Y es que a lo largo de las últimas semanas hemos podido conocer situaciones que siguen requiriendo de un trabajo intenso de coordinación, tal como se ha acordado en el marco del Consejo Interterritorial; una coordinación liderada por el Ministerio de Sanidad, para solventar situaciones como las que se han detectado en algunas CCAA: elevado porcentaje de contactos de riesgo que no guardan la cuarentena; retrasos de varios días en los resultados de las pruebas PCR; permisos para la celebración de espectáculos con aforos de miles de personas mientras están prohibidas las reuniones de más de 10 personas; empresas con trabajadores que han dado positivo en las pruebas y siguen trabajando; sobrecarga crónica de los servicios de atención primaria; realización masiva y aleatoria, por razones propagandísticas y sin criterio epidemiológico, de pruebas PCR; insuficiente capacidad de rastreo; escasa preparación de planes para recuperar la atención a los pacientes crónicos o afrontar las listas de espera generadas por la priorización hacia la COVID-19, etcétera. Estas y otras situaciones requieren soluciones que se pueden beneficiar de la definición de planes coordinados, de la elaboración de dichos indicadores y umbrales y del intercambio de buenas prácticas.

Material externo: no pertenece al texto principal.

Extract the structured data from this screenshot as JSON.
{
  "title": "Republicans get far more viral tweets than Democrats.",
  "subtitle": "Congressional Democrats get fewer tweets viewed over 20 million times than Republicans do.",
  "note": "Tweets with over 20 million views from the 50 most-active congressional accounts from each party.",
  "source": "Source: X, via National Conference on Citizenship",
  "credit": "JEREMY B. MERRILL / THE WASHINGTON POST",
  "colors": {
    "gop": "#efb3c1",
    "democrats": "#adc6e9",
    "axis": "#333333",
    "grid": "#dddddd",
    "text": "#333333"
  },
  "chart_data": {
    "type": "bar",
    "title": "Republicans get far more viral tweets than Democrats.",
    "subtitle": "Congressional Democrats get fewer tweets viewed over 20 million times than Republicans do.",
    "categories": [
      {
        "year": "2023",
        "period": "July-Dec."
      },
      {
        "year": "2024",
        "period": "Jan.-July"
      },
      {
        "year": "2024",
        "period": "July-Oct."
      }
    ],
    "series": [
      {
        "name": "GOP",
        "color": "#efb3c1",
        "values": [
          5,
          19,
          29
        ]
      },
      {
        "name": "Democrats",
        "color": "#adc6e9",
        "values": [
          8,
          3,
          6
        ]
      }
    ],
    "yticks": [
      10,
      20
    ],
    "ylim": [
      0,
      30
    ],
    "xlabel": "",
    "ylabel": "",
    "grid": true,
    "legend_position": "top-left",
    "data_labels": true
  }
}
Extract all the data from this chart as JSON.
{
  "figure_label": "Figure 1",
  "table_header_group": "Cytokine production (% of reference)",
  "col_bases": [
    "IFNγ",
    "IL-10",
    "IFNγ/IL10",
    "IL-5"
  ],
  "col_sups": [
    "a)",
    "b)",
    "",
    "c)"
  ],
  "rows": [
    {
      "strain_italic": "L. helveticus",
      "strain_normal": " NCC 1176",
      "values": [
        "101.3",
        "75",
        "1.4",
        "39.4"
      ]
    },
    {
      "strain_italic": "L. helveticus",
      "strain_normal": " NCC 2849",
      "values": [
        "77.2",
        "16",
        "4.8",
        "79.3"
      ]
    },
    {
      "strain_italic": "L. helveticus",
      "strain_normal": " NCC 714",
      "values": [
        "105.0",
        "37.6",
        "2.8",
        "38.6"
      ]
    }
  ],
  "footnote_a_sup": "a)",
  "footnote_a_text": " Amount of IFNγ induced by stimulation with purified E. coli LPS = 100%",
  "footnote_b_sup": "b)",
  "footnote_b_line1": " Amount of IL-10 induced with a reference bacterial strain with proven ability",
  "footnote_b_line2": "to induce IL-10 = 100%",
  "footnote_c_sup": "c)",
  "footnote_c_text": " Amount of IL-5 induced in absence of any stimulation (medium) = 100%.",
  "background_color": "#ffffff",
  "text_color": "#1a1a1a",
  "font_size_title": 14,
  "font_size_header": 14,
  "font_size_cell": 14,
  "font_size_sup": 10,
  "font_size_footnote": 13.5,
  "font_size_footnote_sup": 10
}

De igual forma, la anticipación para prevenir los contagios en las residencias de personas mayores y personas con discapacidad debe seguir siendo una prioridad indiscutible, si bien conviene asegurar medidas y acciones que permitan minimizar el impacto en la salud mental de estas personas que, tras meses sin el necesario contacto con sus familias, demandan un especial cuidado en este aspecto esencial para su salud. En este ámbito, ya se sabe lo que funciona y cómo hacerlo. Por tanto, las autoridades responsables no pueden permitir que se reproduzcan los brotes en ellas, que la transmisión se amplifique y que, como por desgracia ha ocurrido, se generen multitud de casos severos que requieran hospitalización y acaben causando fallecimientos.

En resumen, durante las próximas dos o tres semanas no bastará con seguir como hasta ahora. Es decir, con un enfoque basado en la contención de brotes aislados, con cada CCAA actuando a su aire y, a veces, regateando los recursos humanos indispensables, o incluso más pendientes de los golpes de efecto y de las críticas al adversario político que de las actuaciones realmente eficaces. Ello nos conduciría a una situación inaceptable con más casos y más muertes, algo que podemos minimizar si se refuerza el trabajo en la dirección que señalamos.

En algunas situaciones de alta transmisión comunitaria y elevada incidencia habrá que tomar medidas drásticas. Hacerlo a tiempo será un paso importante para no tener que volver a confinar más adelante. Hay que intensificar los esfuerzos, actuar con celeridad con o sin mando único, sin descartar los estados de alarma generalizado o localizados, porque de lo que se trata es de desplegar una estrategia convergente, sinérgica, en el marco de la co-gobernanza para librar una lucha sin cuartel hasta vencer la cadena de transmisión. La intensificación de los esfuerzos se hace aún más necesaria ahora dado el previsible incremento de casos al que, por desgracia, asistiremos en la próxima semana. Lo dijimos en una tribuna anterior: se está acabando el tiempo para intensificar esa estrategia antes de que reabran las aulas y poco después entremos de lleno en el otoño y en una nueva temporada gripal.